Make sure that you have excellent accountability of tools, parts, gaskets and more.
If it’s used in your workflow, know where it is at all times. Or at least where it should be. Don’t wait for your periodic sanitation events to take stock of where everything is.
“Some plants have weekly events, others have daily,” Luker said. “You don’t want to go 16 hours or even four or five days before you know something is missing.”
The more robust the accountability you have around tools, parts or other loose items, the better off you’ll be protecting from contamination.

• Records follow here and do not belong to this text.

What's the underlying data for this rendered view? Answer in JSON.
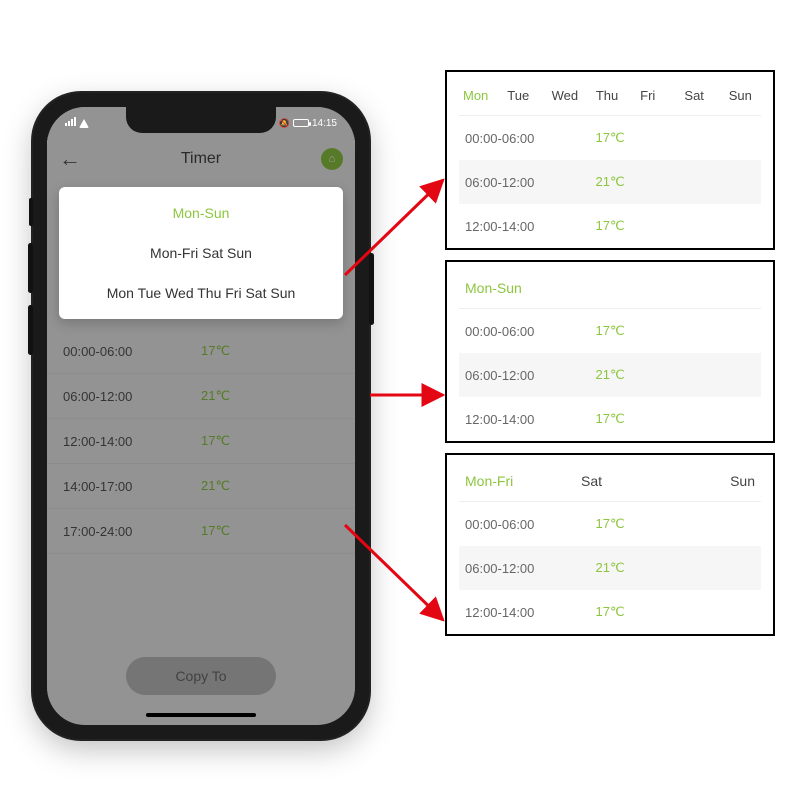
{
  "status_bar": {
    "time": "14:15",
    "silent_icon": "🔕"
  },
  "nav": {
    "title": "Timer",
    "back": "←",
    "home_icon": "⌂"
  },
  "popup": {
    "opt1": "Mon-Sun",
    "opt2": "Mon-Fri Sat Sun",
    "opt3": "Mon Tue Wed Thu Fri Sat Sun"
  },
  "phone_schedule": [
    {
      "time": "00:00-06:00",
      "temp": "17℃"
    },
    {
      "time": "06:00-12:00",
      "temp": "21℃"
    },
    {
      "time": "12:00-14:00",
      "temp": "17℃"
    },
    {
      "time": "14:00-17:00",
      "temp": "21℃"
    },
    {
      "time": "17:00-24:00",
      "temp": "17℃"
    }
  ],
  "copy_to": "Copy To",
  "panel1": {
    "days": [
      "Mon",
      "Tue",
      "Wed",
      "Thu",
      "Fri",
      "Sat",
      "Sun"
    ],
    "rows": [
      {
        "time": "00:00-06:00",
        "temp": "17℃"
      },
      {
        "time": "06:00-12:00",
        "temp": "21℃"
      },
      {
        "time": "12:00-14:00",
        "temp": "17℃"
      }
    ]
  },
  "panel2": {
    "header": "Mon-Sun",
    "rows": [
      {
        "time": "00:00-06:00",
        "temp": "17℃"
      },
      {
        "time": "06:00-12:00",
        "temp": "21℃"
      },
      {
        "time": "12:00-14:00",
        "temp": "17℃"
      }
    ]
  },
  "panel3": {
    "seg1": "Mon-Fri",
    "seg2": "Sat",
    "seg3": "Sun",
    "rows": [
      {
        "time": "00:00-06:00",
        "temp": "17℃"
      },
      {
        "time": "06:00-12:00",
        "temp": "21℃"
      },
      {
        "time": "12:00-14:00",
        "temp": "17℃"
      }
    ]
  }
}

Don’t skimp on cheaper tools.
While it might make your financial team happy, buying plastic or rubber tools and parts is going to make it harder to detect them in the event of a contamination, said Luker. It’s possible for certain detectors to pick those items up, but you’re better off paying a premium.
For example, pay more for a rulon O-ring instead of a rubber O-ring.
“The chances of seeing it under X-ray detection improve dramatically by using rulon,” said Luker, whose company employs X-ray machines to spot items in product batches. “Just because one is a 5 cents and one’s $1, it can actually help you prevent throwing away 10,000 pounds of your product over that 95-cent price difference.”